For its part, the black community in New York City has struggled with accusations of anti-Semitism dating back at least to the riots. Louis Farrakhan’s Nation of Islam has a foothold in the community, and with that comes some pretty awful messages about Jews. Even non-adherents to the Nation of Islam in the black community have a complicated relationship to Farrakhan and his message.

Recently Women’s March leader Tamika Mallory put this in some perspective when she refused to denounce Farrakhan’s anti-Semitism, citing the good works he has done in black communities. To a lot of Jews, this is like saying you won’t denounce the Klan’s racism because they do a Christmas toy drive. Jewish organizations have attempted to do outreach into the black community, but frankly, the black community has its own work to do, especially in terms of condemning anti-Semites like Farrakhan.

The question of why this onslaught of anti Jewish violence is happening so quietly is not as important as stopping the violence, but it’s still important. Any fair-minded observer would agree that if 15 black people had been victims of racially motivated beatings in relatively white Bensonhurst since October, it would be a big national story. In fact, just one such alleged incident in Chicago got more coverage on its own than the attacks in Brooklyn have.

To some degree this is explained by the fact that the ultra-orthodox keep their own counsel, and do not engage in a lot of public relations outreach. But it’s more than that. It is very clear that news outlets are much more comfortable not only reporting, but also extrapolating on white violence against blacks than they are black violence against Jews.

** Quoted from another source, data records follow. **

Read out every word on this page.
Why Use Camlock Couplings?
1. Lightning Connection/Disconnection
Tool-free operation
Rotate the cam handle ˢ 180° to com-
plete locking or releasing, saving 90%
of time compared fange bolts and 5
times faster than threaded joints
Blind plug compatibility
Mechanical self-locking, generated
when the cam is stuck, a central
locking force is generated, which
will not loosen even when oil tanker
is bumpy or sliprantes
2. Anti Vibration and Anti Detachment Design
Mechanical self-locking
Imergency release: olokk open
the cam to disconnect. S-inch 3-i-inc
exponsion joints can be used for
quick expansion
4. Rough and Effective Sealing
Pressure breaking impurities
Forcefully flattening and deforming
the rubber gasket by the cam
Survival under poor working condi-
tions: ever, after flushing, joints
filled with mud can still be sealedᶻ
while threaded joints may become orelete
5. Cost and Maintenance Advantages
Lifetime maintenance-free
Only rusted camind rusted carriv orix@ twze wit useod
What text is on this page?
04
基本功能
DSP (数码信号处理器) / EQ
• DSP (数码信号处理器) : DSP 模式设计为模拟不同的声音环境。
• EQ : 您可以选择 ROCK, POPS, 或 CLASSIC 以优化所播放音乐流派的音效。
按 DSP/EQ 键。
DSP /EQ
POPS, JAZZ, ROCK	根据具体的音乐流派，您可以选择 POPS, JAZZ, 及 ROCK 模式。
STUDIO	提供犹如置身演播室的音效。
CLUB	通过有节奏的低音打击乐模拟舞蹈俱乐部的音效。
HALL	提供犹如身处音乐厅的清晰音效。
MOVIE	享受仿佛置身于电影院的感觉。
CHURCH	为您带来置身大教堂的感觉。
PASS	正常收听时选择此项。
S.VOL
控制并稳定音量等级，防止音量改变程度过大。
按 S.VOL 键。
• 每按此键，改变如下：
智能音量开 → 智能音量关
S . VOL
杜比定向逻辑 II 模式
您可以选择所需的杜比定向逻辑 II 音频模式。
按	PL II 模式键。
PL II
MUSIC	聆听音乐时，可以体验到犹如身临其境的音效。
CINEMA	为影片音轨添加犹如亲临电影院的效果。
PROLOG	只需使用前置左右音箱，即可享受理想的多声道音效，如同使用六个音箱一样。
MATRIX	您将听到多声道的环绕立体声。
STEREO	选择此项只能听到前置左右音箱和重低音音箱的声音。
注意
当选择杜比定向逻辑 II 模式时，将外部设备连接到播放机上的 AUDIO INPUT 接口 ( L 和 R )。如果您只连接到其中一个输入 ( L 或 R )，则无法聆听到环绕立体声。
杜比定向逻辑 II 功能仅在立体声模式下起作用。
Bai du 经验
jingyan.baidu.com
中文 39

Some of this reticence may be understandable. It can be reasonable for journalists to consider race in how they cover a story. Given the unfair stereotypes about black men regarding crime and violence, it makes sense to try to avoid feeding that stereotype. But the answer cannot simply be to bury the story because it is uncomfortable. Rather, the facts and context can be reported and explored in a nuanced manner that makes clear no broad generalizations about anyone are being asserted.

Likewise, politicians both locally and nationally need to speak up about this violence against Jews. In the wake of the alleged Smollett attacks, the tweets poured like wine from Democratic presidential candidates, yet none seem very interested in these repeated attacks on Jews in Brooklyn. That should change.

Shining a spotlight on white racists, such as the abhorrent participants in Charlottesville, is easy. It comports with a comfortable narrative about how vestiges of white supremacy still exist and must be confronted. Talking about black men committing violent hate crimes against Jews is far more complicated and difficult, yet it has to happen.

If these attacks continue, and the press continues to shield the city and country from it, people are going to die, just as they did in 1991. Now is the time when we need strong leadership from local officials and a news media willing to be upfront about what is going on. If that doesn’t happen, there is every reason to believe Brooklyn’s ultra-orthodox Jewish and black communities could be headed back into the bad old days.